Though he once aspired to be an artist, Fred (O’Brien of “Teen Wolf” and the “Maze Runner” films) is now an information analyst at a generic corporate HQ, living with girlfriend Karen (Hannah Gross) in an equally sleek, characterless high-rise apartment complex. His mother (Liisa Repo-Martell) is dying in hospital, her memory gone, and her inability to remember who he is jars something loose in Fred’s brain. He begins experiencing blank-out moments in which he sees (or imagines) figures trying to communicate cryptic messages to him.

These disturbances seem somehow connected to high school experiences 15 years earlier, when a mysterious recreational drug called Mercury was “going around.” He gets back in touch with two classmates, erstwhile dealer Sebastian (Emory Cohen) and fellow tripper Andre (Keir Gilchrist). But they can’t answer his real question: Whatever happened to Cindy (Maika Monroe), a nonconformist who used “merc” for “exploration” rather than escape? Ominously, none of them have any memory of her after a certain night back then, and a former teacher says Cindy “just vanished” before even graduating.

As Fred keeps replaying scenes (going back as far as childhood) in his head, he begins losing control. The past blurs into the present, alarming alternate realities present themselves, and it is suggested that Mercury opened a portal into a plane on which “all points exist simultaneously.” Did Cindy stay on the other side of that door? Can he join her there? Would he want to?
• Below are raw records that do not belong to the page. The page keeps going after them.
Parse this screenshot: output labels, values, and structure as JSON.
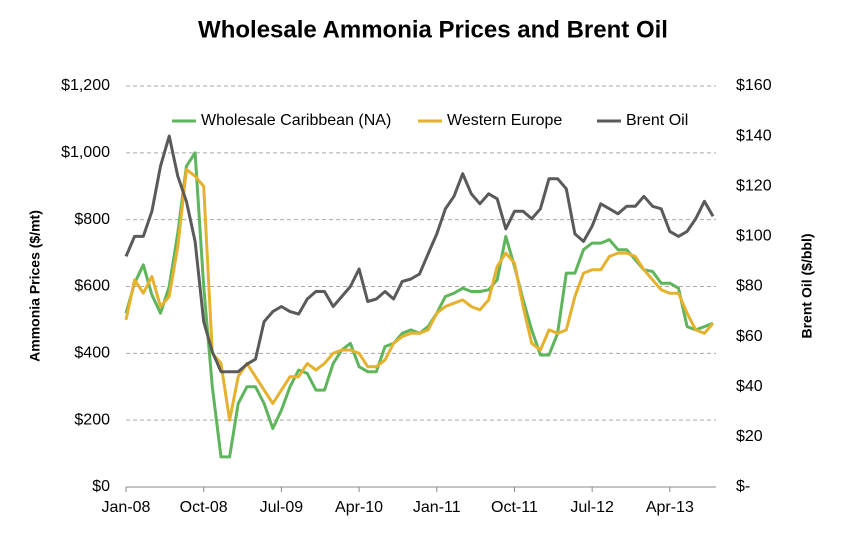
{
  "chart_data": {
    "type": "line",
    "title": "Wholesale Ammonia Prices and Brent Oil",
    "y_label": "Ammonia Prices ($/mt)",
    "y2_label": "Brent Oil ($/bbl)",
    "categories": [
      "Jan-08",
      null,
      null,
      null,
      null,
      null,
      null,
      null,
      null,
      "Oct-08",
      null,
      null,
      null,
      null,
      null,
      null,
      null,
      null,
      "Jul-09",
      null,
      null,
      null,
      null,
      null,
      null,
      null,
      null,
      "Apr-10",
      null,
      null,
      null,
      null,
      null,
      null,
      null,
      null,
      "Jan-11",
      null,
      null,
      null,
      null,
      null,
      null,
      null,
      null,
      "Oct-11",
      null,
      null,
      null,
      null,
      null,
      null,
      null,
      null,
      "Jul-12",
      null,
      null,
      null,
      null,
      null,
      null,
      null,
      null,
      "Apr-13",
      null,
      null,
      null,
      null,
      null
    ],
    "series": [
      {
        "name": "Wholesale Caribbean (NA)",
        "color": "#5eb55c",
        "values": [
          520,
          610,
          665,
          575,
          520,
          600,
          760,
          960,
          1000,
          600,
          300,
          90,
          90,
          250,
          300,
          300,
          250,
          175,
          230,
          300,
          350,
          340,
          290,
          290,
          370,
          410,
          430,
          360,
          345,
          345,
          420,
          430,
          460,
          470,
          460,
          480,
          520,
          570,
          580,
          595,
          585,
          585,
          590,
          620,
          750,
          660,
          560,
          470,
          395,
          395,
          460,
          640,
          640,
          710,
          730,
          730,
          740,
          710,
          710,
          680,
          650,
          645,
          610,
          610,
          595,
          480,
          470,
          480,
          490
        ]
      },
      {
        "name": "Western Europe",
        "color": "#e6b12e",
        "values": [
          500,
          620,
          580,
          630,
          540,
          570,
          720,
          950,
          930,
          900,
          400,
          370,
          200,
          330,
          370,
          330,
          290,
          250,
          290,
          330,
          330,
          370,
          350,
          370,
          400,
          410,
          410,
          400,
          360,
          360,
          380,
          430,
          450,
          460,
          460,
          470,
          520,
          540,
          550,
          560,
          540,
          530,
          560,
          660,
          700,
          670,
          540,
          430,
          410,
          470,
          460,
          470,
          570,
          640,
          650,
          650,
          690,
          700,
          700,
          690,
          650,
          620,
          590,
          580,
          580,
          520,
          470,
          460,
          490
        ]
      },
      {
        "name": "Brent Oil",
        "color": "#5a5a5a",
        "axis": "y2",
        "values": [
          92,
          100,
          100,
          110,
          128,
          140,
          124,
          114,
          98,
          66,
          54,
          46,
          46,
          46,
          49,
          51,
          66,
          70,
          72,
          70,
          69,
          75,
          78,
          78,
          72,
          76,
          80,
          87,
          74,
          75,
          78,
          75,
          82,
          83,
          85,
          93,
          101,
          111,
          116,
          125,
          117,
          113,
          117,
          115,
          103,
          110,
          110,
          107,
          111,
          123,
          123,
          119,
          101,
          98,
          104,
          113,
          111,
          109,
          112,
          112,
          116,
          112,
          111,
          102,
          100,
          102,
          107,
          114,
          108
        ]
      }
    ],
    "ylim": [
      0,
      1200
    ],
    "yticks": [
      {
        "value": 0,
        "label": "$0"
      },
      {
        "value": 200,
        "label": "$200"
      },
      {
        "value": 400,
        "label": "$400"
      },
      {
        "value": 600,
        "label": "$600"
      },
      {
        "value": 800,
        "label": "$800"
      },
      {
        "value": 1000,
        "label": "$1,000"
      },
      {
        "value": 1200,
        "label": "$1,200"
      }
    ],
    "y2lim": [
      0,
      160
    ],
    "y2ticks": [
      {
        "value": 0,
        "label": "$-"
      },
      {
        "value": 20,
        "label": "$20"
      },
      {
        "value": 40,
        "label": "$40"
      },
      {
        "value": 60,
        "label": "$60"
      },
      {
        "value": 80,
        "label": "$80"
      },
      {
        "value": 100,
        "label": "$100"
      },
      {
        "value": 120,
        "label": "$120"
      },
      {
        "value": 140,
        "label": "$140"
      },
      {
        "value": 160,
        "label": "$160"
      }
    ],
    "grid": true
  }
}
Eventually escalating to strobe-cuts and moderately psychedelic imagery, “Flashback” is a slightly-sci-fi psychological thriller that creates a sense of time-slippage in which there’s nothing secure for Fred to cling to. But as we have no sense what he was like before — he’s already in a mental fog when we first meet him — there isn’t much at stake here, despite O’Brien’s empathetic performance.

For all MacBride’s attention to structural gambits, as well as his able cast’s efforts, the characters here have such so little context or inner life they might just as well be named Protagonist, Mystery Obsession Girl, Sidekicks 1 & 2, Obligatory Girlfriend and Mom. They are pawns in an abstruse game that does have some final emotional payoff, albeit on such an elemental level that it arguably renders gratuitous 90 minutes’ preceding convolution.

Nevertheless, MacBride is always in full control of the modestly scaled feature’s refined aesthetics and storytelling focus, smoothly maintaining viewer interest if not always our full involvement. Brendan Steacy’s atmospheric widescreen cinematography and the spectral melancholy of Anthony Scott Burns aka Pilotpriest’s original score are binding elements in a movie whose ever-more-splintered narrative needs all the glue it can get.